The airline is in talks with staff about cutting jobs from July 2014 as it mulls its future needs for wide body aircraft heavy maintenance, spokeswoman Brigitte Ransom said in an emailed statement. The talks will run until late September with a decision slated for October, she said.
"The proposed changes reflect a projected drop in future demand for wide body maintenance services both from within Air New Zealand and from external maintenance customers," Ransom said. "This is largely due to Air New Zealand and its customers introducing more modern aircraft to their fleets, which require less frequent maintenance."
Air New Zealand would continue to perform heavy maintenance work with reduced staff, the company said. The company didn't immediately respond to questions on expected cost savings from the cuts.
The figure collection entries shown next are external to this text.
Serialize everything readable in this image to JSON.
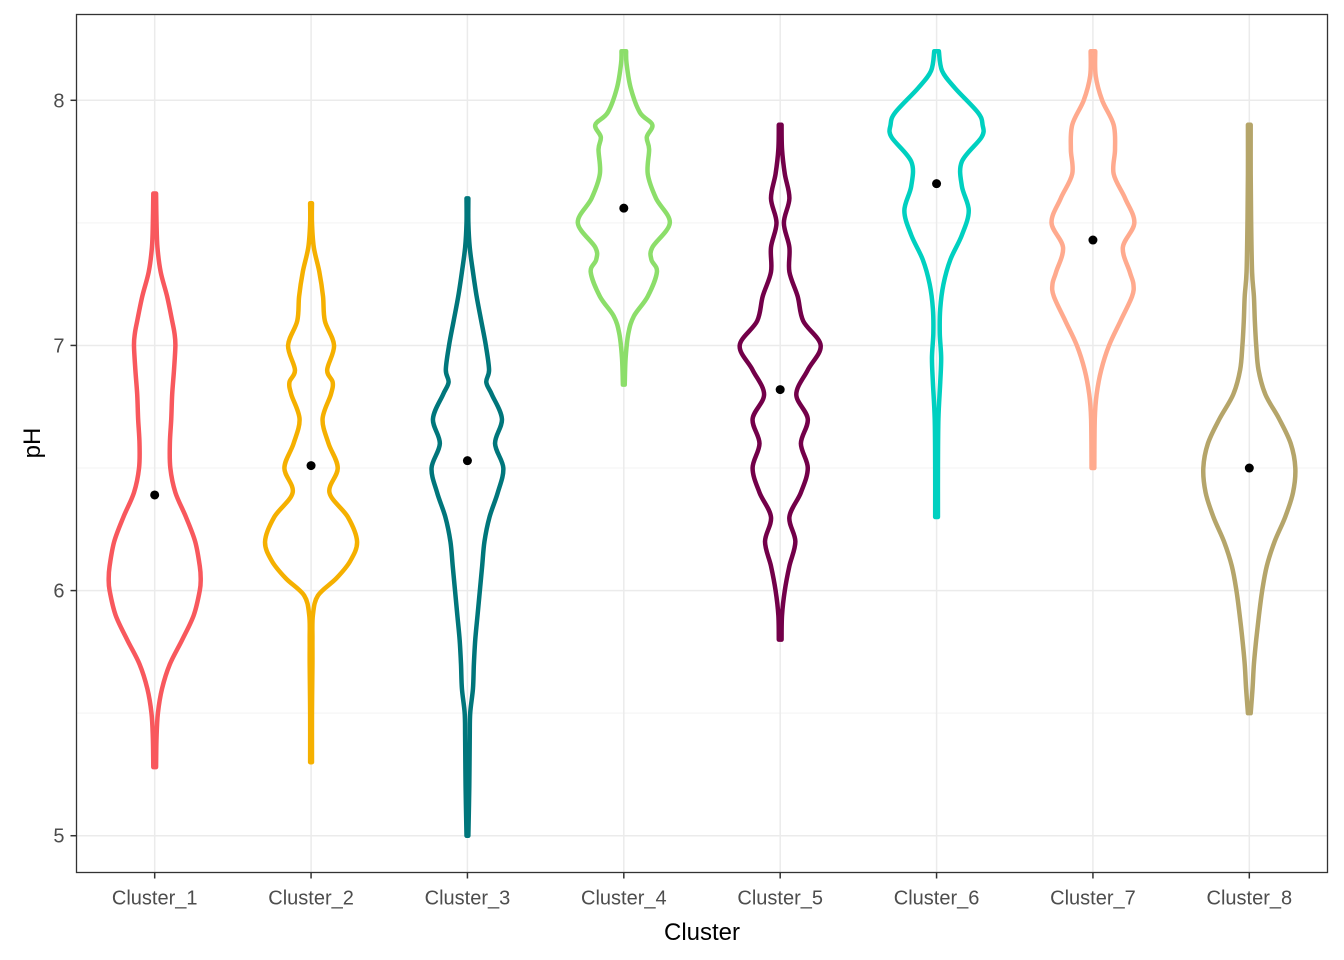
{
  "chart_data": {
    "type": "violin",
    "title": "",
    "xlabel": "Cluster",
    "ylabel": "pH",
    "ylim": [
      4.85,
      8.35
    ],
    "yticks": [
      "5",
      "6",
      "7",
      "8"
    ],
    "grid": true,
    "legend": "none",
    "categories": [
      "Cluster_1",
      "Cluster_2",
      "Cluster_3",
      "Cluster_4",
      "Cluster_5",
      "Cluster_6",
      "Cluster_7",
      "Cluster_8"
    ],
    "series": [
      {
        "category": "Cluster_1",
        "color": "#F8585D",
        "min": 5.28,
        "max": 7.62,
        "mean": 6.39,
        "density": [
          [
            5.28,
            0.03
          ],
          [
            5.4,
            0.04
          ],
          [
            5.5,
            0.07
          ],
          [
            5.6,
            0.16
          ],
          [
            5.7,
            0.33
          ],
          [
            5.8,
            0.6
          ],
          [
            5.9,
            0.85
          ],
          [
            6.0,
            0.98
          ],
          [
            6.05,
            1.0
          ],
          [
            6.1,
            0.98
          ],
          [
            6.2,
            0.88
          ],
          [
            6.3,
            0.68
          ],
          [
            6.4,
            0.45
          ],
          [
            6.5,
            0.34
          ],
          [
            6.6,
            0.33
          ],
          [
            6.7,
            0.36
          ],
          [
            6.8,
            0.38
          ],
          [
            6.9,
            0.42
          ],
          [
            7.0,
            0.45
          ],
          [
            7.05,
            0.43
          ],
          [
            7.1,
            0.38
          ],
          [
            7.2,
            0.27
          ],
          [
            7.3,
            0.13
          ],
          [
            7.4,
            0.06
          ],
          [
            7.5,
            0.04
          ],
          [
            7.62,
            0.03
          ]
        ]
      },
      {
        "category": "Cluster_2",
        "color": "#F5B000",
        "min": 5.3,
        "max": 7.58,
        "mean": 6.51,
        "density": [
          [
            5.3,
            0.02
          ],
          [
            5.5,
            0.02
          ],
          [
            5.7,
            0.03
          ],
          [
            5.8,
            0.03
          ],
          [
            5.9,
            0.04
          ],
          [
            5.98,
            0.15
          ],
          [
            6.05,
            0.55
          ],
          [
            6.12,
            0.85
          ],
          [
            6.2,
            1.0
          ],
          [
            6.3,
            0.8
          ],
          [
            6.4,
            0.4
          ],
          [
            6.5,
            0.58
          ],
          [
            6.6,
            0.38
          ],
          [
            6.7,
            0.25
          ],
          [
            6.8,
            0.43
          ],
          [
            6.85,
            0.47
          ],
          [
            6.9,
            0.35
          ],
          [
            7.0,
            0.5
          ],
          [
            7.1,
            0.3
          ],
          [
            7.2,
            0.26
          ],
          [
            7.3,
            0.18
          ],
          [
            7.4,
            0.06
          ],
          [
            7.5,
            0.02
          ],
          [
            7.58,
            0.02
          ]
        ]
      },
      {
        "category": "Cluster_3",
        "color": "#00767B",
        "min": 5.0,
        "max": 7.6,
        "mean": 6.53,
        "density": [
          [
            5.0,
            0.02
          ],
          [
            5.2,
            0.04
          ],
          [
            5.4,
            0.05
          ],
          [
            5.5,
            0.06
          ],
          [
            5.6,
            0.12
          ],
          [
            5.7,
            0.14
          ],
          [
            5.8,
            0.17
          ],
          [
            5.9,
            0.22
          ],
          [
            6.0,
            0.27
          ],
          [
            6.1,
            0.32
          ],
          [
            6.2,
            0.37
          ],
          [
            6.3,
            0.48
          ],
          [
            6.4,
            0.66
          ],
          [
            6.5,
            0.78
          ],
          [
            6.6,
            0.6
          ],
          [
            6.7,
            0.75
          ],
          [
            6.8,
            0.53
          ],
          [
            6.85,
            0.41
          ],
          [
            6.9,
            0.47
          ],
          [
            7.0,
            0.4
          ],
          [
            7.1,
            0.3
          ],
          [
            7.2,
            0.2
          ],
          [
            7.3,
            0.12
          ],
          [
            7.4,
            0.05
          ],
          [
            7.5,
            0.02
          ],
          [
            7.6,
            0.02
          ]
        ]
      },
      {
        "category": "Cluster_4",
        "color": "#8CDE6A",
        "min": 6.84,
        "max": 8.2,
        "mean": 7.56,
        "density": [
          [
            6.84,
            0.02
          ],
          [
            6.95,
            0.04
          ],
          [
            7.05,
            0.1
          ],
          [
            7.12,
            0.22
          ],
          [
            7.2,
            0.52
          ],
          [
            7.3,
            0.72
          ],
          [
            7.35,
            0.6
          ],
          [
            7.4,
            0.62
          ],
          [
            7.5,
            1.0
          ],
          [
            7.6,
            0.7
          ],
          [
            7.7,
            0.52
          ],
          [
            7.8,
            0.55
          ],
          [
            7.85,
            0.5
          ],
          [
            7.9,
            0.62
          ],
          [
            7.95,
            0.35
          ],
          [
            8.05,
            0.15
          ],
          [
            8.15,
            0.06
          ],
          [
            8.2,
            0.05
          ]
        ]
      },
      {
        "category": "Cluster_5",
        "color": "#730049",
        "min": 5.8,
        "max": 7.9,
        "mean": 6.82,
        "density": [
          [
            5.8,
            0.03
          ],
          [
            5.9,
            0.04
          ],
          [
            6.0,
            0.1
          ],
          [
            6.1,
            0.2
          ],
          [
            6.2,
            0.33
          ],
          [
            6.3,
            0.2
          ],
          [
            6.4,
            0.45
          ],
          [
            6.5,
            0.6
          ],
          [
            6.6,
            0.45
          ],
          [
            6.7,
            0.6
          ],
          [
            6.8,
            0.35
          ],
          [
            6.9,
            0.6
          ],
          [
            7.0,
            0.88
          ],
          [
            7.1,
            0.5
          ],
          [
            7.2,
            0.38
          ],
          [
            7.3,
            0.2
          ],
          [
            7.4,
            0.2
          ],
          [
            7.5,
            0.08
          ],
          [
            7.6,
            0.2
          ],
          [
            7.7,
            0.1
          ],
          [
            7.8,
            0.04
          ],
          [
            7.9,
            0.03
          ]
        ]
      },
      {
        "category": "Cluster_6",
        "color": "#00D0C0",
        "min": 6.3,
        "max": 8.2,
        "mean": 7.66,
        "density": [
          [
            6.3,
            0.03
          ],
          [
            6.5,
            0.03
          ],
          [
            6.7,
            0.04
          ],
          [
            6.85,
            0.08
          ],
          [
            6.95,
            0.1
          ],
          [
            7.05,
            0.07
          ],
          [
            7.15,
            0.08
          ],
          [
            7.25,
            0.15
          ],
          [
            7.35,
            0.3
          ],
          [
            7.45,
            0.55
          ],
          [
            7.55,
            0.7
          ],
          [
            7.65,
            0.55
          ],
          [
            7.75,
            0.55
          ],
          [
            7.85,
            0.98
          ],
          [
            7.9,
            1.0
          ],
          [
            7.95,
            0.9
          ],
          [
            8.05,
            0.4
          ],
          [
            8.12,
            0.12
          ],
          [
            8.2,
            0.05
          ]
        ]
      },
      {
        "category": "Cluster_7",
        "color": "#FFAA8E",
        "min": 6.5,
        "max": 8.2,
        "mean": 7.43,
        "density": [
          [
            6.5,
            0.03
          ],
          [
            6.7,
            0.04
          ],
          [
            6.8,
            0.08
          ],
          [
            6.9,
            0.18
          ],
          [
            7.0,
            0.35
          ],
          [
            7.1,
            0.6
          ],
          [
            7.2,
            0.85
          ],
          [
            7.25,
            0.88
          ],
          [
            7.3,
            0.8
          ],
          [
            7.4,
            0.65
          ],
          [
            7.5,
            0.9
          ],
          [
            7.6,
            0.7
          ],
          [
            7.7,
            0.45
          ],
          [
            7.8,
            0.48
          ],
          [
            7.9,
            0.45
          ],
          [
            8.0,
            0.2
          ],
          [
            8.1,
            0.06
          ],
          [
            8.2,
            0.05
          ]
        ]
      },
      {
        "category": "Cluster_8",
        "color": "#B5A56A",
        "min": 5.5,
        "max": 7.9,
        "mean": 6.5,
        "density": [
          [
            5.5,
            0.03
          ],
          [
            5.6,
            0.07
          ],
          [
            5.7,
            0.1
          ],
          [
            5.8,
            0.15
          ],
          [
            5.9,
            0.21
          ],
          [
            6.0,
            0.28
          ],
          [
            6.1,
            0.38
          ],
          [
            6.2,
            0.55
          ],
          [
            6.3,
            0.78
          ],
          [
            6.4,
            0.95
          ],
          [
            6.5,
            1.0
          ],
          [
            6.6,
            0.9
          ],
          [
            6.7,
            0.65
          ],
          [
            6.8,
            0.35
          ],
          [
            6.9,
            0.2
          ],
          [
            7.0,
            0.15
          ],
          [
            7.1,
            0.12
          ],
          [
            7.2,
            0.1
          ],
          [
            7.3,
            0.06
          ],
          [
            7.5,
            0.04
          ],
          [
            7.7,
            0.03
          ],
          [
            7.9,
            0.03
          ]
        ]
      }
    ]
  }
}
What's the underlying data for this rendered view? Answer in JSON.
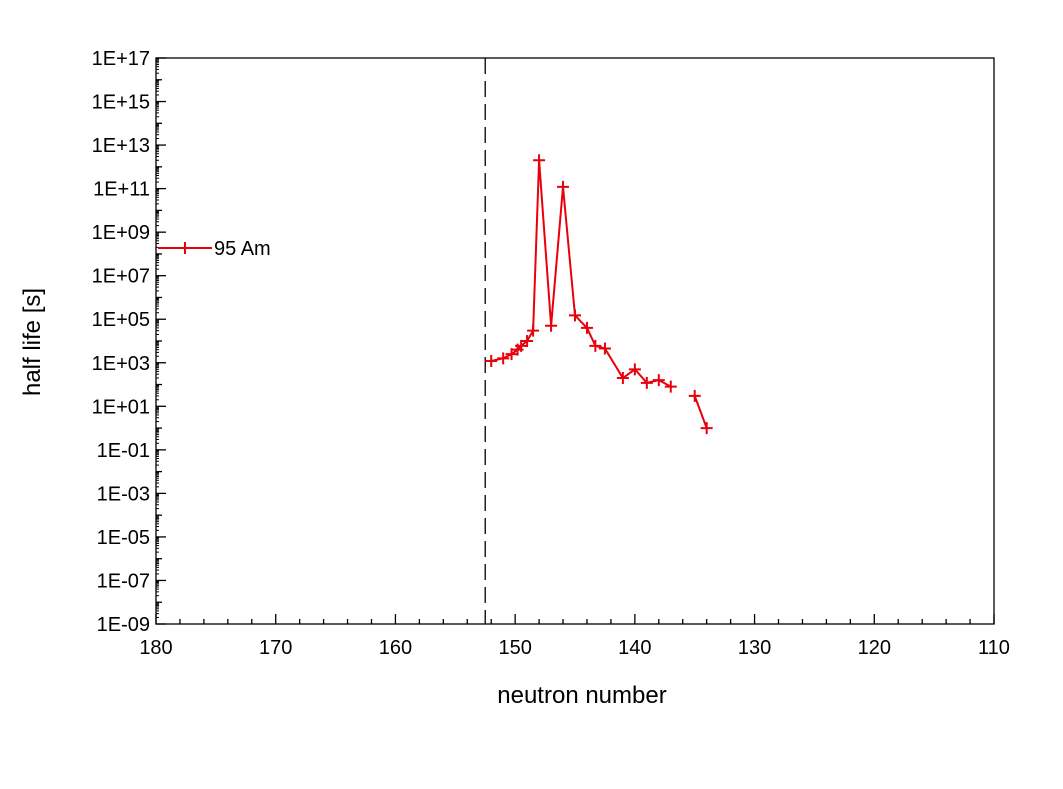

The cuts could save it about $18 million a year, based on the average salary of its 10,500-strong workforce as at June 2012.
The Engineering, Printing and Manufacturing Union, which represents the workers, said it will start a 58-day consultation process with Air New Zealand where it will have the opportunity to analyse the airline's business case and suggest an alternative proposal.
The job cuts suggest the high New Zealand dollar is making the airline uncompetitive in bids for third party engineering work, the union said.
"The confirmation of job losses is devastating for our members and we will be doing everything we can to protect jobs," EPMU assistant director of organising Strachan Crang said in a statement. "New Zealand has world-class aircraft engineers but unless we see action on the high dollar, this highly-skilled, well-paid industry will continue to decline."
The proposed cuts follow job losses at the Christchurch Engine Centre, Safe Air and Air New Zealand technical operations, the EPMU said. Air New Zealand is also proposing to outsource the upgrade of its Boeing 777-200 fleet, the EPMU said.
Shares in Air New Zealand fell 1.7 percent to $1.42.